There’s an important lesson to be learned from the Indianapolis discovery: Keep digging using the best data you can acquire, and eventually, you’ll complete your mission. Boating Industry has a similar calling in providing marine industry professionals with in-depth feature articles, research and business intelligence. 

I’d like to provide a quick editorial update regarding the Boating Industry editorial team. 

Jonathan Sweet, former editor-in-chief, has been promoted to Top 100 Dealers program director. This shift allows Jonathan to focus more attention to the ever-growing Top 100 Dealers program.

Brianna Liestman has just completed three years as our managing editor. Liz Keener, senior editor, provides vital conference support and rounds out our Top 100 team.

I’m looking forward to meeting many of you in December at the 2017 Marine Dealer Conference & Expo in Orlando. We have an exciting lineup of education sessions that will continue to foster innovation and successful marine dealerships. 

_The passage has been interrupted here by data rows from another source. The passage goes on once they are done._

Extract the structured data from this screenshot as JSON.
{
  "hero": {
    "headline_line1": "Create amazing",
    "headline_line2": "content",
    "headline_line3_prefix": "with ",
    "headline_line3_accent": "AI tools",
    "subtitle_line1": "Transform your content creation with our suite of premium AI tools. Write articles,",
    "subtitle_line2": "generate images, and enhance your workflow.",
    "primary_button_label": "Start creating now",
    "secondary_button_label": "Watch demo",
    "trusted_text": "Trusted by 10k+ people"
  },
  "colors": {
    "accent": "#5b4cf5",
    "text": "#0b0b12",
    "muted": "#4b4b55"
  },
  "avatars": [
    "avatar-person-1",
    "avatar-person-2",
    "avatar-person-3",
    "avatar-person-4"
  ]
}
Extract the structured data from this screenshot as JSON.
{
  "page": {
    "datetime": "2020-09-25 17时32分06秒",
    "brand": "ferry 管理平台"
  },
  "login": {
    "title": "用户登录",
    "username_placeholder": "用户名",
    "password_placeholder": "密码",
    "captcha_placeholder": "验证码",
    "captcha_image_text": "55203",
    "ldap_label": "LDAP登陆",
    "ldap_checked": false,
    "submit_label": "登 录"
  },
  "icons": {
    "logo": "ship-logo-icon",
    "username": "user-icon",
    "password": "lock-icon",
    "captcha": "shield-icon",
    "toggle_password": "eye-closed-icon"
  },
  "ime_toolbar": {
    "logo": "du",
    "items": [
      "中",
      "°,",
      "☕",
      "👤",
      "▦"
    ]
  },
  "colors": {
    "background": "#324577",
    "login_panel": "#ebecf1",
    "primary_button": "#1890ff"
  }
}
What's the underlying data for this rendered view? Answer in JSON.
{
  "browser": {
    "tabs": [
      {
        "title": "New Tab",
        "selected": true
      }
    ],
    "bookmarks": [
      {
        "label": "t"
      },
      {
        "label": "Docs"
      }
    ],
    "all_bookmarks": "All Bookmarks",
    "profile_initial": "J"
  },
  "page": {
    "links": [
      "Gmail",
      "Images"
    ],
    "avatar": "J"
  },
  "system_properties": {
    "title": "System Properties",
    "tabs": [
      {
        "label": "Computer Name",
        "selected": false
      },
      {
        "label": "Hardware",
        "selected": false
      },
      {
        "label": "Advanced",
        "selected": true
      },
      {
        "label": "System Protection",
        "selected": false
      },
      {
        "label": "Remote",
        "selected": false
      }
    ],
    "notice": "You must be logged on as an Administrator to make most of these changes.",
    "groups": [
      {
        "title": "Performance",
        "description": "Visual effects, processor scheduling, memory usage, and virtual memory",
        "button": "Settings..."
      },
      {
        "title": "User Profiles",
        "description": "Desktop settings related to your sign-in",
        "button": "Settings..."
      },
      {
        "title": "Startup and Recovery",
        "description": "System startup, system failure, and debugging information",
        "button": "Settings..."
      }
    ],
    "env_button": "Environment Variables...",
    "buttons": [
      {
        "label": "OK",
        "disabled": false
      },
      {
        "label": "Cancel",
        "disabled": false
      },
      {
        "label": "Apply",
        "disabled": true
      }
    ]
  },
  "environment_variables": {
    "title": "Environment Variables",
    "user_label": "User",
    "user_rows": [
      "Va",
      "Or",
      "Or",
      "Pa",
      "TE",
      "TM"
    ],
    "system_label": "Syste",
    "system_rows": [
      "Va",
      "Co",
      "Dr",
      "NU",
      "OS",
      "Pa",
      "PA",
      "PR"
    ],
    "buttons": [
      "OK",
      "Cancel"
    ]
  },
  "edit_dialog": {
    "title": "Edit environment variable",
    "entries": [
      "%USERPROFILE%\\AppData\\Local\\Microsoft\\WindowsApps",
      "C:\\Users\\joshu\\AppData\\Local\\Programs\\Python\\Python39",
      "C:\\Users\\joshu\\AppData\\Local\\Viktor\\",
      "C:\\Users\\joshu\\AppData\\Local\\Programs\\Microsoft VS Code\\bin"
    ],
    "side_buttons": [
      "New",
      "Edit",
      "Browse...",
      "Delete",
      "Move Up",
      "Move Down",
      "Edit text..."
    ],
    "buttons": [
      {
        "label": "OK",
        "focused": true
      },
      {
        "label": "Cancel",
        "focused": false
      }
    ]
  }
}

I’m excited about the magazine’s editorial mission, and bringing industry economics to life while tracing the past, depicting the present and providing industry intelligence and market data to our loyal readers. I was wrapping up one of my first industry interviews, a call to Iconic Marine Group COO Joe Curran, when I mentioned a common acquaintance I’d met after landing my first newspaper job in Northern Minnesota. 

Curran recalled some appropriate advice he had received early in his career from Larry Lavold, former Lund Boats president: “Develop your story, tell it the same way, tell it often, and you’ll be just fine.” 

I’m taking that advice to head and heart in serving a new group of readers, and charting a professional course with Boating Industry.